I've just read a message about this person feeling confused as he/she was just diagnosed with schizophrenia. I must say that this is exactly how I felt when I first got to know that I had SZ, which was more than a year after being on meds for it. Confused, scared, not knowing what will happen next, not knowing whom to trust, not knowing what to believe, and you slowly start realizing that all that you believed all these years might not be true...but how can it not BE! How can not be when it was so real, it was the truth, you couldn't have been wrong! What is this happening? Why is this happening? What is wrong? Why do I have to calculate all my moves, make sure that I don't make a mistake, make sure that nothing goes wrong coz it could summon the end of the world, all because of me...why? How can it be that I feel the way I feel, uncertain, unsure of what I believe, of what I believed...
All of us feel this way, trying to figure out what life really is about, trying to make sure that we don't get lost in the delusion again, lost in our self-created madness that we still sometimes find comforting, knowing that there is someone we can talk to, someone who Knows, someone who will tell us the Truth, someone who will guide us through...The fear of going back there can be agonizing, making sure that we don't take more stress than we can handle, unsure whether we are just stressed this time, or has it started again, the voices, the confusion, the madness....
And all this time, all we can do is let it be, let go, let go of all the fear, of all the pain, the pain of losing all the oppurtunities through all these years, of not making it through what we all wanted to be, of what we all could be, the pain of never getting the love of people we loved, people we cared about, letting go of the anger, intense hatred, hatred for ourselves, hatred for the world, pure unscathed hatred...

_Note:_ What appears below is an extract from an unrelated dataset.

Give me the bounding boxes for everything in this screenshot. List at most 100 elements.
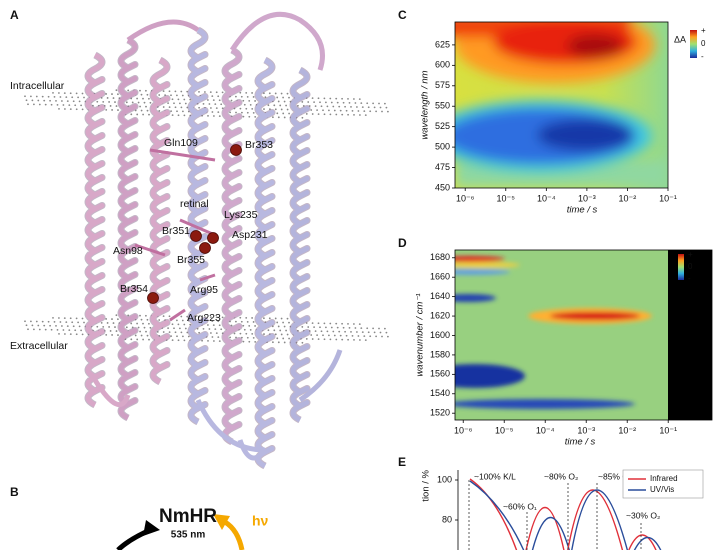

But in the end, all of us believe, believe that we can make it through, believe that no matter what happens, life will never get us down, we will make sure that we lead the life we want to lead, not burdened by the past, coz if we start thinking of what could have been, it's going to drive us outta our minds...something that has already happened, something that can happen again...All we do is fight, stand up and fight, cry and yet fight, fight for our lives, fight for our minds, fight to make those voices stop, those screaming voices, fight to believe, believe that we can make it through, believe that it will all get over, fight, FIGHT!!